Lu Yao, Lu Yulan, Deng Jingyuan, Peng Hai, Lu Hui, Lu Long Jason
Shanghai Institute of Medical Genetics, Shanghai Children's Hospital, Shanghai Jiao Tong University, 24/1400 Beijing (W) Road, Shanghai 200040, People's Republic of China.
State Key Laboratory of Genetic Engineering Institute of Biostatistics, School of Life Science, Fudan University, Shanghai 200433, People's Republic of China.
Bioinformatics. 2015 Sep 15;31(18):2921-9. doi: 10.1093/bioinformatics/btv312. Epub 2015 May 22.
Genes with indispensable functions are identified as essential; however, the traditional gene-level studies of essentiality have several limitations. In this study, we characterized gene essentiality from a new perspective of protein domains, the independent structural or functional units of a polypeptide chain.
To identify such essential domains, we have developed an Expectation-Maximization (EM) algorithm-based Essential Domain Prediction (EDP) Model. With simulated datasets, the model provided convergent results given different initial values and offered accurate predictions even with noise. We then applied the EDP model to six microbial species and predicted 1879 domains to be essential in at least one species, ranging 10-23% in each species. The predicted essential domains were more conserved than either non-essential domains or essential genes. Comparing essential domains in prokaryotes and eukaryotes revealed an evolutionary distance consistent with that inferred from ribosomal RNA. When utilizing these essential domains to reproduce the annotation of essential genes, we received accurate results that suggest protein domains are more basic units for the essentiality of genes. Furthermore, we presented several examples to illustrate how the combination of essential and non-essential domains can lead to genes with divergent essentiality. In summary, we have described the first systematic analysis on gene essentiality on the level of domains.

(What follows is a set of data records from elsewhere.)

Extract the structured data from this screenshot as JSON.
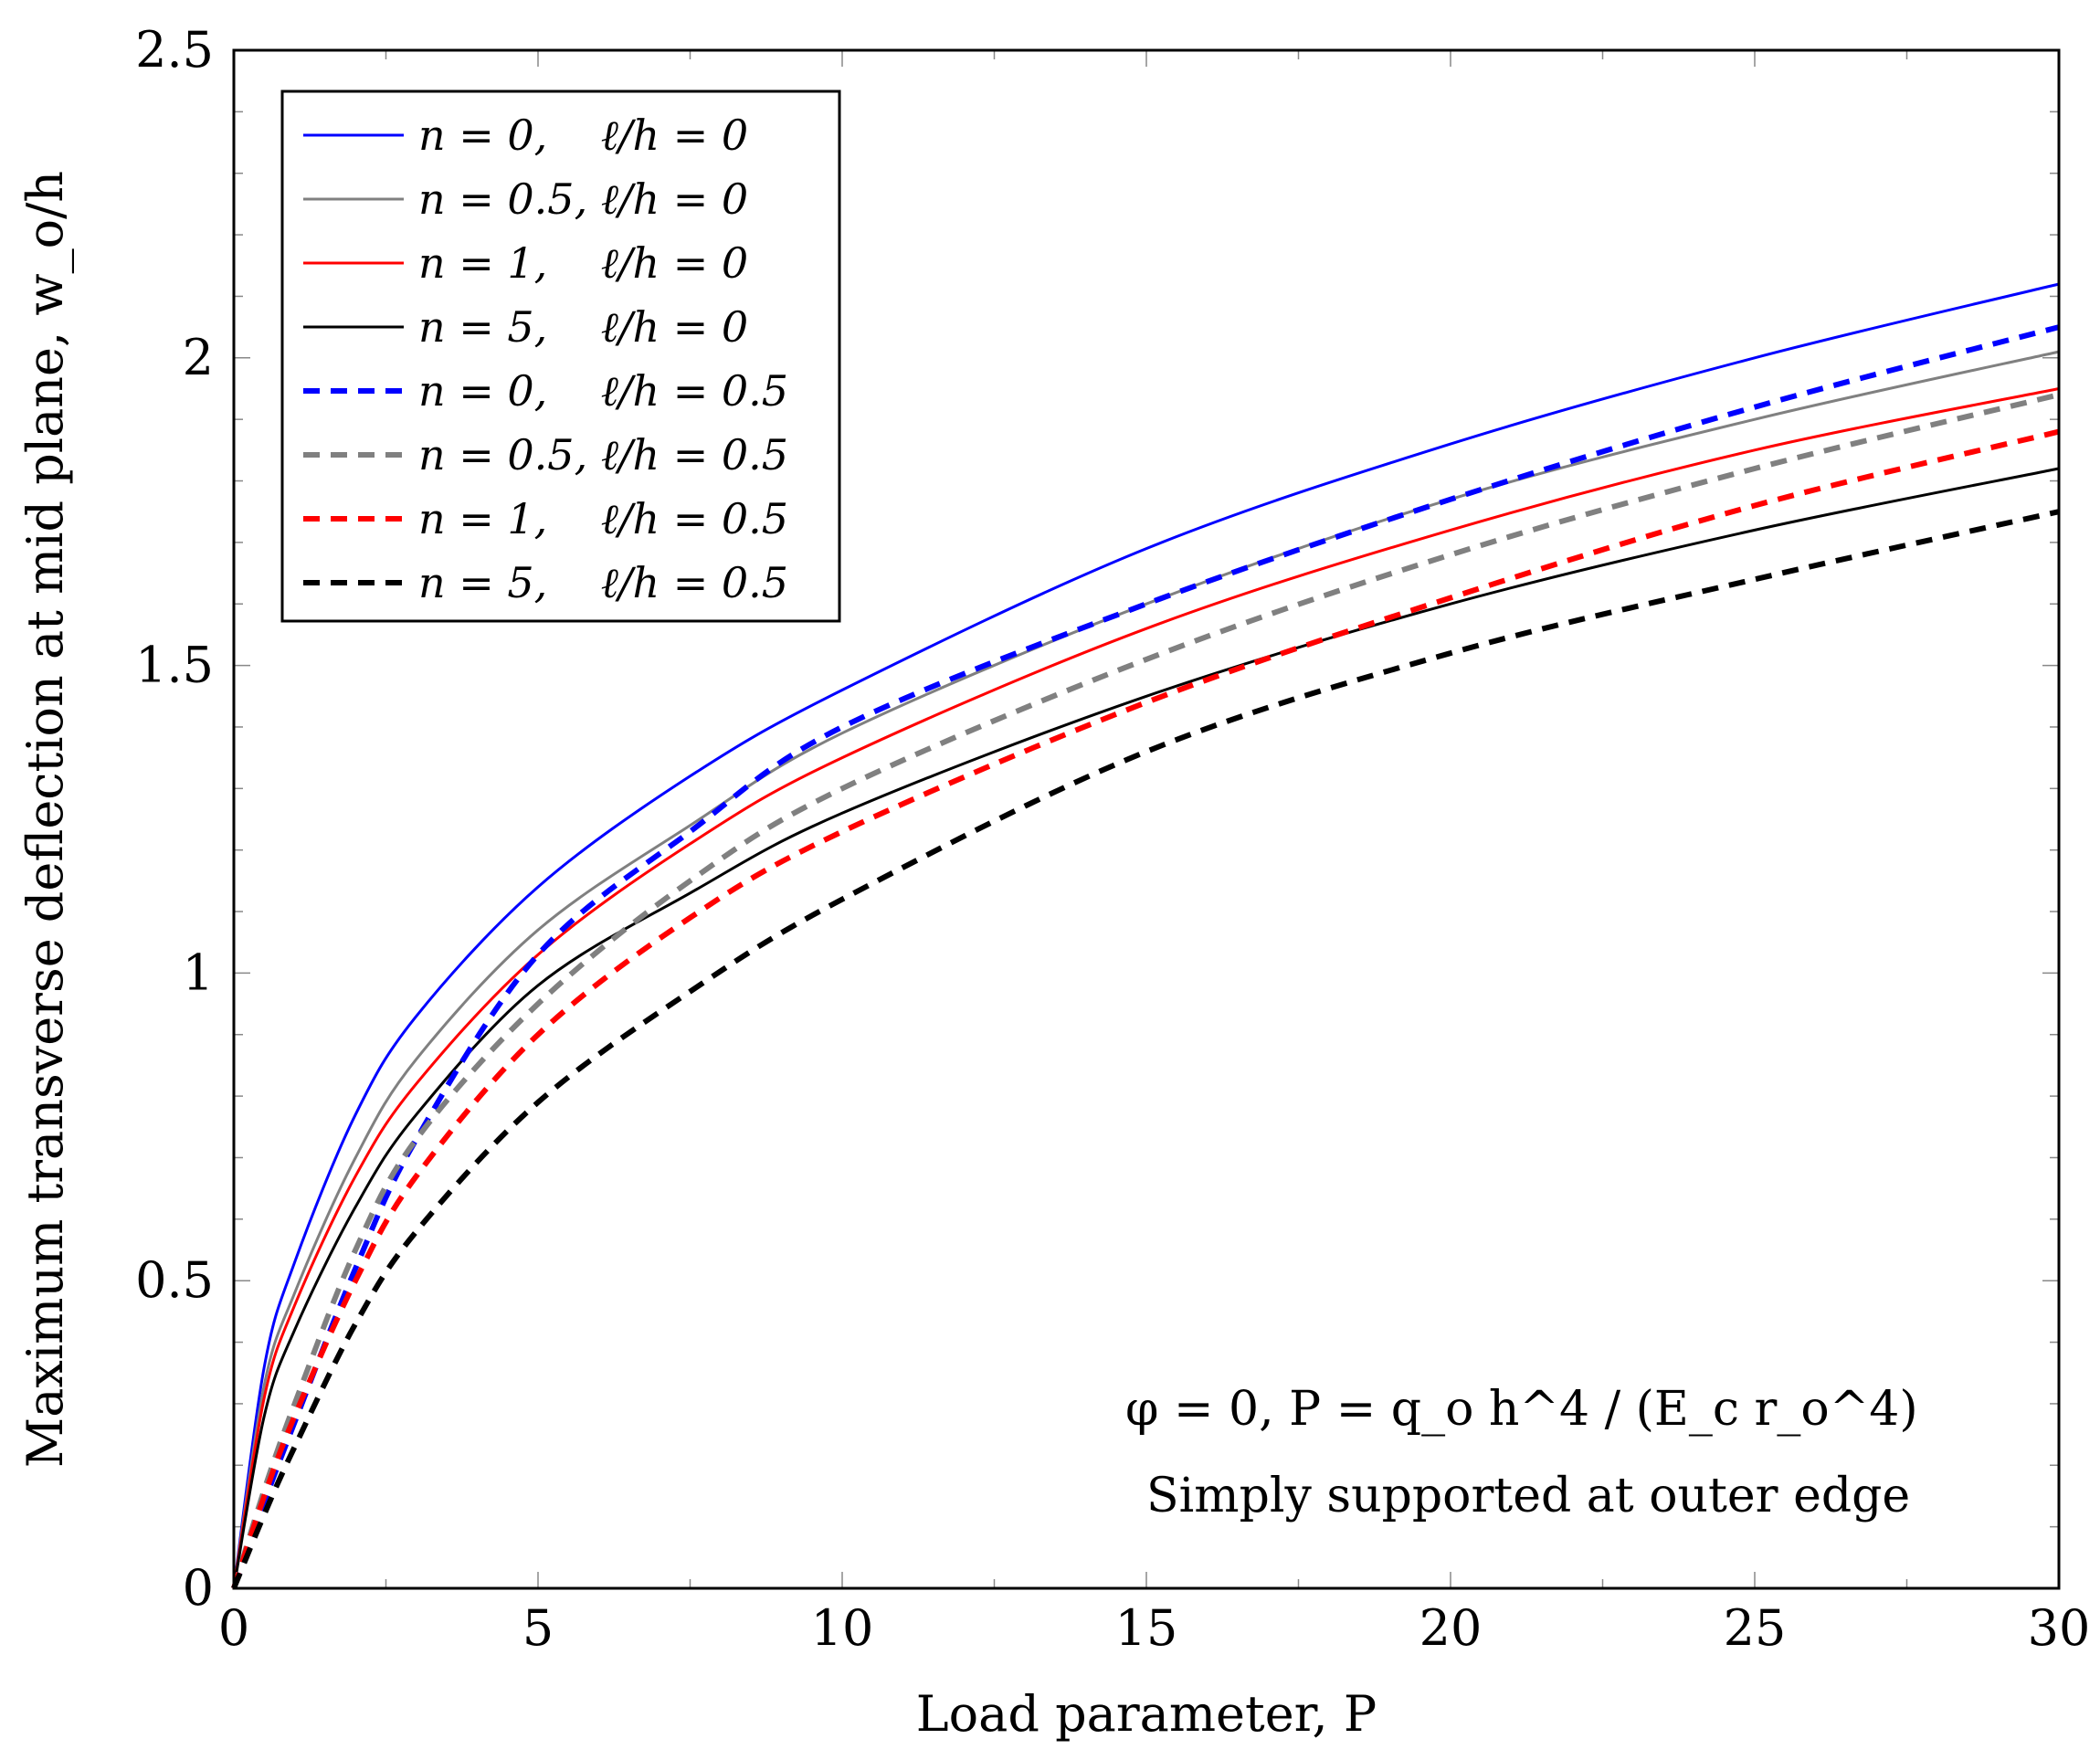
{
  "chart_data": {
    "type": "line",
    "xlabel": "Load parameter, P",
    "ylabel": "Maximum transverse deflection at mid plane, w_o/h",
    "xlim": [
      0,
      30
    ],
    "ylim": [
      0,
      2.5
    ],
    "x_ticks": [
      "0",
      "5",
      "10",
      "15",
      "20",
      "25",
      "30"
    ],
    "y_ticks": [
      "0",
      "0.5",
      "1",
      "1.5",
      "2",
      "2.5"
    ],
    "legend_position": "top-left",
    "annotation_line1": "φ = 0, P = q_o h^4 / (E_c r_o^4)",
    "annotation_line2": "Simply supported at outer edge",
    "series": [
      {
        "name": "n = 0,    ℓ/h = 0",
        "color": "#0000ff",
        "style": "solid",
        "x": [
          0,
          0.5,
          1,
          2,
          3,
          5,
          7.5,
          10,
          15,
          20,
          25,
          30
        ],
        "y": [
          0,
          0.36,
          0.53,
          0.77,
          0.93,
          1.14,
          1.32,
          1.46,
          1.69,
          1.86,
          2.0,
          2.12
        ]
      },
      {
        "name": "n = 0.5, ℓ/h = 0",
        "color": "#808080",
        "style": "solid",
        "x": [
          0,
          0.5,
          1,
          2,
          3,
          5,
          7.5,
          10,
          15,
          20,
          25,
          30
        ],
        "y": [
          0,
          0.33,
          0.48,
          0.7,
          0.86,
          1.07,
          1.24,
          1.39,
          1.6,
          1.77,
          1.9,
          2.01
        ]
      },
      {
        "name": "n = 1,    ℓ/h = 0",
        "color": "#ff0000",
        "style": "solid",
        "x": [
          0,
          0.5,
          1,
          2,
          3,
          5,
          7.5,
          10,
          15,
          20,
          25,
          30
        ],
        "y": [
          0,
          0.31,
          0.46,
          0.67,
          0.82,
          1.03,
          1.21,
          1.35,
          1.56,
          1.72,
          1.85,
          1.95
        ]
      },
      {
        "name": "n = 5,    ℓ/h = 0",
        "color": "#000000",
        "style": "solid",
        "x": [
          0,
          0.5,
          1,
          2,
          3,
          5,
          7.5,
          10,
          15,
          20,
          25,
          30
        ],
        "y": [
          0,
          0.28,
          0.42,
          0.62,
          0.77,
          0.98,
          1.13,
          1.26,
          1.45,
          1.6,
          1.72,
          1.82
        ]
      },
      {
        "name": "n = 0,    ℓ/h = 0.5",
        "color": "#0000ff",
        "style": "dashed",
        "x": [
          0,
          0.5,
          1,
          2,
          3,
          5,
          7.5,
          10,
          15,
          20,
          25,
          30
        ],
        "y": [
          0,
          0.14,
          0.27,
          0.52,
          0.73,
          1.03,
          1.23,
          1.4,
          1.6,
          1.77,
          1.92,
          2.05
        ]
      },
      {
        "name": "n = 0.5, ℓ/h = 0.5",
        "color": "#808080",
        "style": "dashed",
        "x": [
          0,
          0.5,
          1,
          2,
          3,
          5,
          7.5,
          10,
          15,
          20,
          25,
          30
        ],
        "y": [
          0,
          0.16,
          0.3,
          0.55,
          0.73,
          0.95,
          1.15,
          1.3,
          1.51,
          1.68,
          1.82,
          1.94
        ]
      },
      {
        "name": "n = 1,    ℓ/h = 0.5",
        "color": "#ff0000",
        "style": "dashed",
        "x": [
          0,
          0.5,
          1,
          2,
          3,
          5,
          7.5,
          10,
          15,
          20,
          25,
          30
        ],
        "y": [
          0,
          0.15,
          0.28,
          0.5,
          0.67,
          0.9,
          1.09,
          1.23,
          1.44,
          1.61,
          1.76,
          1.88
        ]
      },
      {
        "name": "n = 5,    ℓ/h = 0.5",
        "color": "#000000",
        "style": "dashed",
        "x": [
          0,
          0.5,
          1,
          2,
          3,
          5,
          7.5,
          10,
          15,
          20,
          25,
          30
        ],
        "y": [
          0,
          0.12,
          0.23,
          0.43,
          0.58,
          0.79,
          0.97,
          1.12,
          1.36,
          1.52,
          1.64,
          1.75
        ]
      }
    ]
  }
}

huilu.bioinfo@gmail.com or Long.Lu@cchmc.org
Supplementary data are available at Bioinformatics online.
具有不可或缺功能的基因被鉴定为必需基因;然而,传统的基于基因层面的必需性研究存在若干局限性。在本研究中,我们从蛋白质结构域这一多肽链的独立结构或功能单元的新视角对基因必需性进行了表征。
为了鉴定此类必需结构域,我们开发了一种基于期望最大化(EM)算法的必需结构域预测(EDP)模型。对于模拟数据集,该模型在不同初始值下均能提供收敛结果,并且即使存在噪声也能给出准确预测。然后,我们将EDP模型应用于六种微生物物种,预测出至少在一种物种中为必需的1879个结构域,每种物种中的比例在10% - 23%之间。预测的必需结构域比非必需结构域或必需基因更为保守。比较原核生物和真核生物中的必需结构域发现,其进化距离与从核糖体RNA推断出的一致。当利用这些必需结构域来重现必需基因的注释时,我们得到了准确的结果,这表明蛋白质结构域是基因必需性的更基本单位。此外,我们给出了几个例子来说明必需结构域和非必需结构域的组合如何导致具有不同必需性的基因。总之,我们描述了首次在结构域水平上对基因必需性进行的系统分析。
huilu.bioinfo@gmail.com 或 Long.Lu@cchmc.org
补充数据可在《生物信息学》在线获取。